One time they had rain and snow and ice and they decided to take the sleds to school which was about three miles down the road from his place. “Ray says get on behind and there was this long hill (Lentz Hill) we could go down and we could gain some time. We were going down over the ice and the snow banks and all of a sudden the sled sunk in and we went sliding over the ice.” Bob says they got all scratched up and bloody from scraping along the ice. They walked into school and the teacher wondered what happened to them. Bob just chuckles at this memory.
Sometimes they would go to his dad’s mom’s for Christmas Day. “She had a pantry back in the kitchen, she always had some special stuff (cookies and candies) in there for us kids.”

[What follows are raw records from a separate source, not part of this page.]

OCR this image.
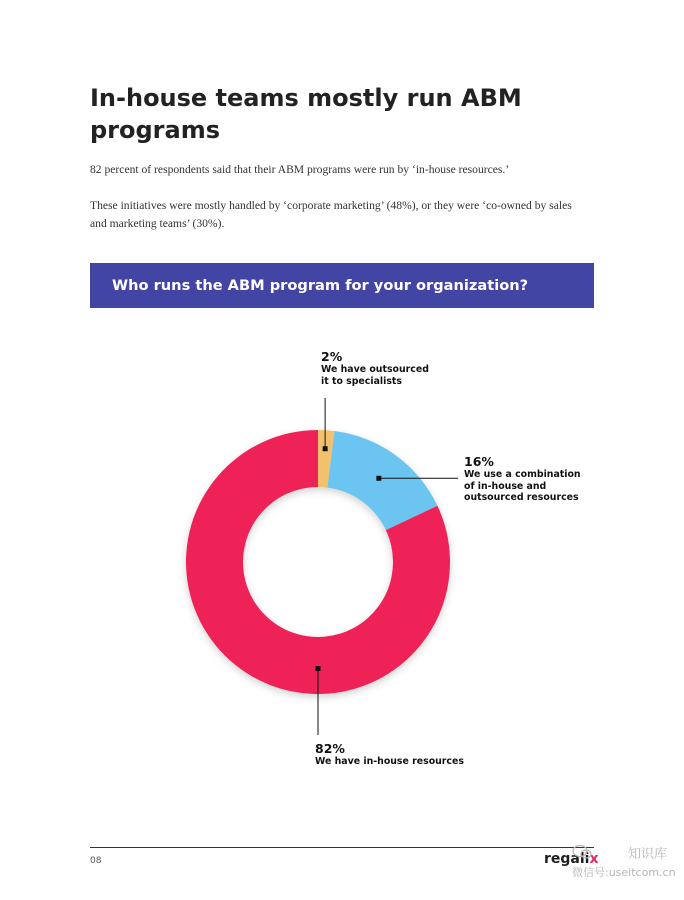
In-house teams mostly run ABM programs

82 percent of respondents said that their ABM programs were run by ‘in-house resources.’

These initiatives were mostly handled by ‘corporate marketing’ (48%), or they were ‘co-owned by sales and marketing teams’ (30%).

Who runs the ABM program for your organization?
2%
We have outsourced
it to specialists
16%
We use a combination
of in-house and
outsourced resources
82%
We have in-house resources
08	regalix 知识库
微信号:useitcom.cn
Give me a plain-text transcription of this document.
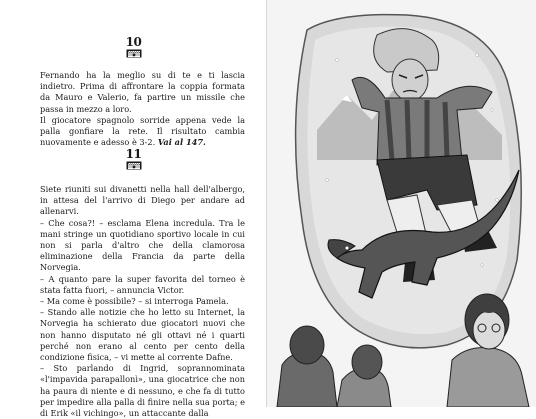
10

Fernando ha la meglio su di te e ti lascia indietro. Prima di affrontare la coppia formata da Mauro e Valerio, fa partire un missile che passa in mezzo a loro.

Il giocatore spagnolo sorride appena vede la palla gonfiare la rete. Il risultato cambia nuovamente e adesso è 3-2. Vai al 147.

11

Siete riuniti sui divanetti nella hall dell'albergo, in attesa del l'arrivo di Diego per andare ad allenarvi.

– Che cosa?! – esclama Elena incredula. Tra le mani stringe un quotidiano sportivo locale in cui non si parla d'altro che della clamorosa eliminazione della Francia da parte della Norvegia.

– A quanto pare la super favorita del torneo è stata fatta fuori, – annuncia Victor.

– Ma come è possibile? – si interroga Pamela.

– Stando alle notizie che ho letto su Internet, la Norvegia ha schierato due giocatori nuovi che non hanno disputato né gli ottavi né i quarti perché non erano al cento per cento della condizione fisica, – vi mette al corrente Dafne.

– Sto parlando di Ingrid, soprannominata «l'impavida parapallonì», una giocatrice che non ha paura di niente e di nessuno, e che fa di tutto per impedire alla palla di finire nella sua porta; e di Erik «il vichingo», un attaccante dalla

Bob states they didn’t get much for gifts, maybe an apple or some candy. One time he wanted something special and one of his aunts gave him a comic book. Slightly used but it was in good shape. “I was looking for something a little better” he laughs.
Bob and Joan
Bob and Joan got married in 1958 and their two children, Alan and John came along in 1962 and 1965. They bought the farm in Downing, where they are now, in 1960 and at that point they started to have their moms and others over for Christmas.
A lot of time they would cut their own trees from along the edge of the field but sometimes they would buy them. Things were pretty hard up for twenty years Bob jokes. Joan says she always liked to make a flocked tree and I couldn’t flock in the house so I would take it up to the barn and we had a wide manger between the cattle (they faced each other) so I flocked the Christmas tree in the barn and the cows would just look at me and wondered what was going on. The next morning it would be dry enough and he would carry it down to the house. I loved flocked trees.”
When they were kids Joan stated that they used to put icicles (tinsel) on the tree. “Oh I hated putting those icicles on but it looked so pretty when we were done.”
Bad luck struck again seven years after they bought the farm in Downing the house there burned. Fortunately they weren’t home at the time. After they rebuilt Bob said they had a lot better Christmases after that, always had presents for the kids.
Now a days Christmases are hosted by their son John and his wife Kirsten and their three daughters, April, Hannah, and Leslie. Their house has high ceilings that can hold a twelve foot Christmas tree. Bob says they have all kinds of decorations and all kinds of eats!